2
votes

Overview

I'm working on a shader in Unity 2017.1 to enable UnityEngine.UI.Image components to blur what is behind them.

As some of the approaches in this Unity forum topic, I use GrabPasses, specifically a tex2Dproj(_GrabTexture, UNITY_PROJ_COORD(<uv with offset>)) call to look up the pixels that I use in my blur summations. I'm doing a basic 2-pass box blur, and not looking to optimize performance right now.

This works as expected: enter image description here

I also want to mask the blur effect based on the image alpha. I use tex2D(_MainTex, IN.uvmain) to look up the alpha color of the sprite on the pixel I am calculating the blur for, which I then combine with the alpha of the blur.

This works fine when working with just a single UI.Image object: enter image description here

The Problem

However when I have multiple UI.Image objects that share the same Material created from this shader, images layered above will cut into the images below: enter image description here

I believe this is because objects with the same material may be drawn simultaneously and so don't appear in each other's GrabPasses, or at least something to that effect.

That at least would explain why, if I duplicate the material and use each material on its own object, I don't have this problem.

Here is the source code for the shader: https://gist.github.com/JohannesMP/8d0f531b815dfad07823d44bc12b8112

The Question

Is there a way to force objects of the same material to draw consecutively and not in parallel? Basically, I would like the result of a lower object's render passes to be visible to the grab pass of subsequent objects.

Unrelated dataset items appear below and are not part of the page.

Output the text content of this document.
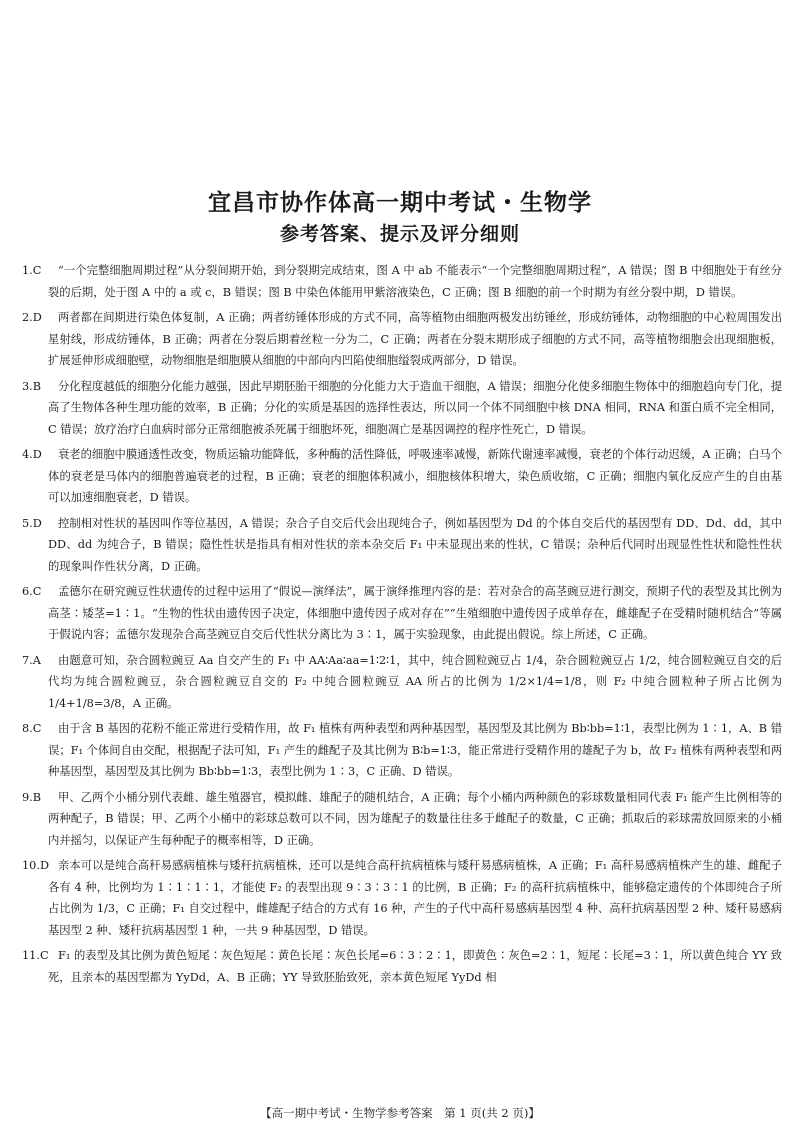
宜昌市协作体高一期中考试・生物学
参考答案、提示及评分细则
1.C	“一个完整细胞周期过程”从分裂间期开始，到分裂期完成结束，图 A 中 ab 不能表示“一个完整细胞周期过程”，A 错误；图 B 中细胞处于有丝分裂的后期，处于图 A 中的 a 或 c，B 错误；图 B 中染色体能用甲紫溶液染色，C 正确；图 B 细胞的前一个时期为有丝分裂中期，D 错误。
2.D	两者都在间期进行染色体复制，A 正确；两者纺锤体形成的方式不同，高等植物由细胞两极发出纺锤丝，形成纺锤体，动物细胞的中心粒周围发出星射线，形成纺锤体，B 正确；两者在分裂后期着丝粒一分为二，C 正确；两者在分裂末期形成子细胞的方式不同，高等植物细胞会出现细胞板，扩展延伸形成细胞壁，动物细胞是细胞膜从细胞的中部向内凹陷使细胞缢裂成两部分，D 错误。
3.B	分化程度越低的细胞分化能力越强，因此早期胚胎干细胞的分化能力大于造血干细胞，A 错误；细胞分化使多细胞生物体中的细胞趋向专门化，提高了生物体各种生理功能的效率，B 正确；分化的实质是基因的选择性表达，所以同一个体不同细胞中核 DNA 相同，RNA 和蛋白质不完全相同，C 错误；放疗治疗白血病时部分正常细胞被杀死属于细胞坏死，细胞凋亡是基因调控的程序性死亡，D 错误。
4.D	衰老的细胞中膜通透性改变，物质运输功能降低，多种酶的活性降低，呼吸速率减慢，新陈代谢速率减慢，衰老的个体行动迟缓，A 正确；白马个体的衰老是马体内的细胞普遍衰老的过程，B 正确；衰老的细胞体积减小，细胞核体积增大，染色质收缩，C 正确；细胞内氧化反应产生的自由基可以加速细胞衰老，D 错误。
5.D	控制相对性状的基因叫作等位基因，A 错误；杂合子自交后代会出现纯合子，例如基因型为 Dd 的个体自交后代的基因型有 DD、Dd、dd，其中 DD、dd 为纯合子，B 错误；隐性性状是指具有相对性状的亲本杂交后 F₁ 中未显现出来的性状，C 错误；杂种后代同时出现显性性状和隐性性状的现象叫作性状分离，D 正确。
6.C	孟德尔在研究豌豆性状遗传的过程中运用了“假说—演绎法”，属于演绎推理内容的是：若对杂合的高茎豌豆进行测交，预期子代的表型及其比例为高茎∶矮茎=1∶1。“生物的性状由遗传因子决定，体细胞中遗传因子成对存在”“生殖细胞中遗传因子成单存在，雌雄配子在受精时随机结合”等属于假说内容；孟德尔发现杂合高茎豌豆自交后代性状分离比为 3∶1，属于实验现象，由此提出假说。综上所述，C 正确。
7.A	由题意可知，杂合圆粒豌豆 Aa 自交产生的 F₁ 中 AA∶Aa∶aa=1∶2∶1，其中，纯合圆粒豌豆占 1/4，杂合圆粒豌豆占 1/2，纯合圆粒豌豆自交的后代均为纯合圆粒豌豆，杂合圆粒豌豆自交的 F₂ 中纯合圆粒豌豆 AA 所占的比例为 1/2×1/4=1/8，则 F₂ 中纯合圆粒种子所占比例为 1/4+1/8=3/8，A 正确。
8.C	由于含 B 基因的花粉不能正常进行受精作用，故 F₁ 植株有两种表型和两种基因型，基因型及其比例为 Bb∶bb=1∶1，表型比例为 1∶1，A、B 错误；F₁ 个体间自由交配，根据配子法可知，F₁ 产生的雌配子及其比例为 B∶b=1∶3，能正常进行受精作用的雄配子为 b，故 F₂ 植株有两种表型和两种基因型，基因型及其比例为 Bb∶bb=1∶3，表型比例为 1∶3，C 正确、D 错误。
9.B	甲、乙两个小桶分别代表雌、雄生殖器官，模拟雌、雄配子的随机结合，A 正确；每个小桶内两种颜色的彩球数量相同代表 F₁ 能产生比例相等的两种配子，B 错误；甲、乙两个小桶中的彩球总数可以不同，因为雄配子的数量往往多于雌配子的数量，C 正确；抓取后的彩球需放回原来的小桶内并摇匀，以保证产生每种配子的概率相等，D 正确。
10.D 亲本可以是纯合高秆易感病植株与矮秆抗病植株，还可以是纯合高秆抗病植株与矮秆易感病植株，A 正确；F₁ 高秆易感病植株产生的雄、雌配子各有 4 种，比例均为 1∶1∶1∶1，才能使 F₂ 的表型出现 9∶3∶3∶1 的比例，B 正确；F₂ 的高秆抗病植株中，能够稳定遗传的个体即纯合子所占比例为 1/3，C 正确；F₁ 自交过程中，雌雄配子结合的方式有 16 种，产生的子代中高秆易感病基因型 4 种、高秆抗病基因型 2 种、矮秆易感病基因型 2 种、矮秆抗病基因型 1 种，一共 9 种基因型，D 错误。
11.C F₁ 的表型及其比例为黄色短尾∶灰色短尾∶黄色长尾∶灰色长尾=6∶3∶2∶1，即黄色∶灰色=2∶1，短尾∶长尾=3∶1，所以黄色纯合 YY 致死，且亲本的基因型都为 YyDd，A、B 正确；YY 导致胚胎致死，亲本黄色短尾 YyDd 相
【高一期中考试・生物学参考答案　第 1 页(共 2 页)】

I could imagine creating a component that dynamically instantiates materials to force this, or using render textures, but I would really like a solution that doesn't require adding components or creating multiple materials to swap out.

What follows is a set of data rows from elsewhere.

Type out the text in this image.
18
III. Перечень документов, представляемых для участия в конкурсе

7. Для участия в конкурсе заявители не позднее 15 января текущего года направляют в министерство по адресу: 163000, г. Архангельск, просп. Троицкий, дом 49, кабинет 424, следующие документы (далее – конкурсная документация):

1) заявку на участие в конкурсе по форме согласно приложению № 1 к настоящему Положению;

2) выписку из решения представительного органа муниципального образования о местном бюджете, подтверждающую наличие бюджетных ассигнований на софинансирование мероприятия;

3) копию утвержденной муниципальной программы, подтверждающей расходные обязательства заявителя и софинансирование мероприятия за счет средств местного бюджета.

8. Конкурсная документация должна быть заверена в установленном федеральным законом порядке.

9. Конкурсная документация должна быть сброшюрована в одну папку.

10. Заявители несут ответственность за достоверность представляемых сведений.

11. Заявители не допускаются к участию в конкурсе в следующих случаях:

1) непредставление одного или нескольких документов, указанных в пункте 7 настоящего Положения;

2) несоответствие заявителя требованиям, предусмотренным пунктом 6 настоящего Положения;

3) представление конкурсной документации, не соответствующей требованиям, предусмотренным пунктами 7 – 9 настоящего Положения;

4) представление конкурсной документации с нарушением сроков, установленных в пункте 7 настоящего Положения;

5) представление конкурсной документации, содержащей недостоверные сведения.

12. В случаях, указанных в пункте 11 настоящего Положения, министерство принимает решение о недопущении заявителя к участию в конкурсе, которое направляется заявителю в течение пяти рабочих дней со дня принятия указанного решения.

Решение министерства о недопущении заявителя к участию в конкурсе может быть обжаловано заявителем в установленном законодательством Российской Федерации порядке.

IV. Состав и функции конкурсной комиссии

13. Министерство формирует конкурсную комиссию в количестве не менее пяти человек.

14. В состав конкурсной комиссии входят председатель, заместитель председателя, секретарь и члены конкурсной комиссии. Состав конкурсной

I would love a solution that is entirely self-contained within one shader/one material but is unsure if this is possible. I'm still only starting to get familiar with shaders so I'm positive there are some features I am not familiar with.

1

1 Answers

2
votes

It turns out that it was me re-drawing what I grabbed from the _GrabTexture that was causing the the issue. By correctly handling the alpha logic there I was able to get exactly the desired behavior:

enter image description here

Here is the updated sourcecode: https://gist.github.com/JohannesMP/7d62f282705169a2855a0aac315ff381

As mentioned before, optimizing the convolution step was not my priority.